That little book by Dr. Hagop Martin Deranian continues to provoke debate, now even in Germany. The slim volume, President Calvin Coolidge and the Armenian Orphan Rug, released last fall by the Armenian Cultural Foundation, unleashed broad discussion in the US, because the story it tells raises questions about the 1915 Genocide, questions which a pro-Turkish lobby finds increasingly uncomfortable as the centenary draws near. The story is about an oriental rug woven by Armenian orphan girls in Ghazir, Lebanon (then Syria) as a gift for then-President Coolidge back in 1925, a token of gratitude for the assistance lent by the American government and people to the orphans of the Genocide. Controversy arose when requests came to the White House to release the rug for public showing. (See Armenian Mirror-Spectator, March 1, 2014.)
In May, the book appeared in a German translation and was launched officially at an event hosted by the Armenian Embassy in Berlin. Last week, it was presented again, in another German city, Bochum, located in the industrial Ruhr region, and the home of one of the oldest Armenian organizations in the country. The Armenian-Academic Union, founded in 1860, co-sponsored the event with the Bochum public library in the context of the AAU’s Armenian Cultural Autumn, a series of cultural events from August to November. The cultural autumn opened with traditional music and folk dancing offered by the Geghart ensemble from Yerevan, and included round table discussions on the Diaspora, lectures on the Genocide and several book presentations.

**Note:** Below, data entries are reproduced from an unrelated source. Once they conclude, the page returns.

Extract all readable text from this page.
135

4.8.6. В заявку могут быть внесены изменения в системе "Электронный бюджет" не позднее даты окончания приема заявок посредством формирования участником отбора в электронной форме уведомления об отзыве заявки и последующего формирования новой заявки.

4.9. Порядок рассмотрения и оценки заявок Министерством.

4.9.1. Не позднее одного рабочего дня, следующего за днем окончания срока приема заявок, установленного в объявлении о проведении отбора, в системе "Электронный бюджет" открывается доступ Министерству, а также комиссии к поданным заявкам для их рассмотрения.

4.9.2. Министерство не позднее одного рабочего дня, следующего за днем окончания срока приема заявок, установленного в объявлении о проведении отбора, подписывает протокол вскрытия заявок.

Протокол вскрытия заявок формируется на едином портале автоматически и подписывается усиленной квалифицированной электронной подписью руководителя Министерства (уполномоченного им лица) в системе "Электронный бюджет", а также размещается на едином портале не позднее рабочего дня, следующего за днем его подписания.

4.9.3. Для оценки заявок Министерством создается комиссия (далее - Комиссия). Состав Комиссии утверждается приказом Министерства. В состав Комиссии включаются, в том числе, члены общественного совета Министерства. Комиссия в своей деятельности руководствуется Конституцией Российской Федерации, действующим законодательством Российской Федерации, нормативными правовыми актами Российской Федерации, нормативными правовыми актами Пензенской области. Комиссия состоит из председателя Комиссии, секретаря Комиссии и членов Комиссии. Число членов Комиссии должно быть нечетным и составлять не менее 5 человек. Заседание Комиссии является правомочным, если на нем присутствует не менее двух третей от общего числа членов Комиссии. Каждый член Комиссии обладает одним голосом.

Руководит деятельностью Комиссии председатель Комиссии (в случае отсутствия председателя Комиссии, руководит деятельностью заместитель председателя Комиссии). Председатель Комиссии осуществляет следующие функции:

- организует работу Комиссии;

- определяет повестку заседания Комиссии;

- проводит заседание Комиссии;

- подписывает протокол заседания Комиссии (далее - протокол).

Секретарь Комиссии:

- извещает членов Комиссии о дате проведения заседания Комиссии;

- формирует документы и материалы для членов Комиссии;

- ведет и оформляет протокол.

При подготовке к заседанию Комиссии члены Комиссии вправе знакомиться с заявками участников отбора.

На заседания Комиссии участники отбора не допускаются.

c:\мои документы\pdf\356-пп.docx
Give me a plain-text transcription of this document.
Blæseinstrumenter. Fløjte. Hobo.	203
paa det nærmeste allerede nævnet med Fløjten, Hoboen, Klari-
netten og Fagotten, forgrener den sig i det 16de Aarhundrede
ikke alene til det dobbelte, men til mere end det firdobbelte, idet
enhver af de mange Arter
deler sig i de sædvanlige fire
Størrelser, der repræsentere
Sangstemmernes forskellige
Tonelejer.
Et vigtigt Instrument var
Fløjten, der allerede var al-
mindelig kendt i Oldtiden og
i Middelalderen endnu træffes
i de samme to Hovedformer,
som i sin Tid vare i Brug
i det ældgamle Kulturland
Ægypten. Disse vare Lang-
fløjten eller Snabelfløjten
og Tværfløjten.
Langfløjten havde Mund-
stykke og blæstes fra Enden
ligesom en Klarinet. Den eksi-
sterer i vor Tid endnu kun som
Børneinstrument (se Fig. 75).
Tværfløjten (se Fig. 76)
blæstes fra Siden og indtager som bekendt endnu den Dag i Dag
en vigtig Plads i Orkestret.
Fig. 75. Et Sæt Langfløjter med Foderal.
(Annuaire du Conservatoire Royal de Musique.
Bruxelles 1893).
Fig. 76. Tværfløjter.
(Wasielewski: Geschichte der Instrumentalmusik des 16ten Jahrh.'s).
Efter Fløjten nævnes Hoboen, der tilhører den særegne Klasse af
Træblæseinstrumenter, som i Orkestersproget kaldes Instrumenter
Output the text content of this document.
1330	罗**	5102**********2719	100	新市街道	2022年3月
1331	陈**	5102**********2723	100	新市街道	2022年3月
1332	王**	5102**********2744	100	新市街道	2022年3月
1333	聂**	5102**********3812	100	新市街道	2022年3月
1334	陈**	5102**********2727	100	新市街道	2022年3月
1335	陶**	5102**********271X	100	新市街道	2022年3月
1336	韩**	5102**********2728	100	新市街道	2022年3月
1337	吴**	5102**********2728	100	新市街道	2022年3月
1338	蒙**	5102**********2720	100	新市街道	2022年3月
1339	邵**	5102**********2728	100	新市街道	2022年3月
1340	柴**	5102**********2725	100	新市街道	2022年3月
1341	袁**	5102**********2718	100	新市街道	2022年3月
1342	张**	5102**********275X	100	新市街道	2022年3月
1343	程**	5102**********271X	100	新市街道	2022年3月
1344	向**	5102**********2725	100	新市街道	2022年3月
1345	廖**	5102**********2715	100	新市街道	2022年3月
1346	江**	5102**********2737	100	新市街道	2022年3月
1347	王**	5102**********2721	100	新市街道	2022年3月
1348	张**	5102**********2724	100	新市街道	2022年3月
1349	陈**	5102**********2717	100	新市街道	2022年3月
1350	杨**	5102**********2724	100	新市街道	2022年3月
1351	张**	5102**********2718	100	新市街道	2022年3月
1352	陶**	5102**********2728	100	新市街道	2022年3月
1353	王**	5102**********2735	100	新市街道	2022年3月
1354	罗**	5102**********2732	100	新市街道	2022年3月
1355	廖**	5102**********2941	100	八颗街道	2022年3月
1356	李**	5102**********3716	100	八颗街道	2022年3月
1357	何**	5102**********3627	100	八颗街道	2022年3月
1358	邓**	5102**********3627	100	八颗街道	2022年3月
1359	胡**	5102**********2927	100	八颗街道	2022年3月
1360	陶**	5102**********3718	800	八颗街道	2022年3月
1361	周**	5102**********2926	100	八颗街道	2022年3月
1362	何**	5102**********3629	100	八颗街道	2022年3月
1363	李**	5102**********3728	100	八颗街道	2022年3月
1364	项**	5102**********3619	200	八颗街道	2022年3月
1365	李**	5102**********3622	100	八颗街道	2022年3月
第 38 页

On September 23, Deranian’s book was on the agenda. Heide Rieck-Wotke, the spokeswoman of the Bochum Writers’ Union, invited this writer to join her on the podium to present the book. Several local newspapers ran articles based on a review of the book by Rieck-Wotke, which she dubbed “a book of hope.” She is the author of several novels and poetry collections, and has dealt with themes from the Holocaust to slave laborers. Recently, she has explored the Armenian issue, and is actively promoting Armenian culture here, also through translation projects to bring Armenian poets to a German readership. Not only an author, but also a former actress and theatre teacher, at the Bochum event, she offered dramatic readings of parts of the book, which I introduced. The audience was made up largely of Germans, many of Armenian descent, and also included two Turkish nationalists, whose sole purpose in attending seemed to be to disrupt the discussion. First, one stood up to read out an obscure quotation from some source claiming the Genocide never occurred. His companion later offered a book purportedly proving the same. Turmoil ensued; many of the Armenians present reacted emotionally, and, had it not been for the timely and energetic intervention of one young man who could throw a robust physique behind his demand that they desist, it might have come to fisticuffs.
That the Genocide occurred is no matter of hypothesis, as I was able to show with reference to a massive volume that happened to be on hand, a collection of the official papers of the German Foreign Ministry during World War I related to the Young Turks’ program and actions. Discussion then centered on the comparison between the way in which post-war Germany has dealt with its country’s responsibility in the Holocaust and the way in which the Turkish establishment for almost a century has categorically rejected any suggestion it might follow suit.
Despite official denial, the truth will assert itself, as it has in Deranian’s book, as well as through a myriad of personal memoirs of survivors (like my own parents, both orphans). In such historical documents, tales told by unassuming, unprejudiced, utterly innocent and candid children, the Genocide is undeniable. And at the same time, the fact that so many Armenian orphans were saved thanks to the compassion of ordinary Turkish people proves that it was not an entire population but rather an identifiable political elite which designed and executed the Genocide. To help Turkey and Turkish citizens today to come to terms with their past, this distinction should be relevant. This point seemed to calm down passions.
But, the question remains: Why should such a rowdy debate break out in a public library in Germany about this new little book? The answer should be obvious. It is not occurring in a vacuum, but in a highly-charged political context. Next year is 2015. Two weeks ago, Turkish-German writer Dogan Akhanli received an award in Cologne in recognition of his courage to fight for the truth about the Armenian Genocide, even at the risk of his personal safety and life. On September 27, the film “The Cut” by Turkish-German filmmaker Fatih Akin had its German premiere in Hamburg, in the presence of 1,500 enthusiastic viewers, and the event was featured on prime time national television news programs that evening. One German weekly newspaper, Die Zeit, contained a magazine feature last week with a photographic essay of the 1915 Genocide. A few weeks ago, the newspaper of record, Frankfurter Allgemeine Zeitung, ran a feature on Armenia.
So, if the pro-Turkish denialist lobby in Germany is experiencing discomfort, there is plenty of reason for it. The clock is ticking. And there is no place to hide.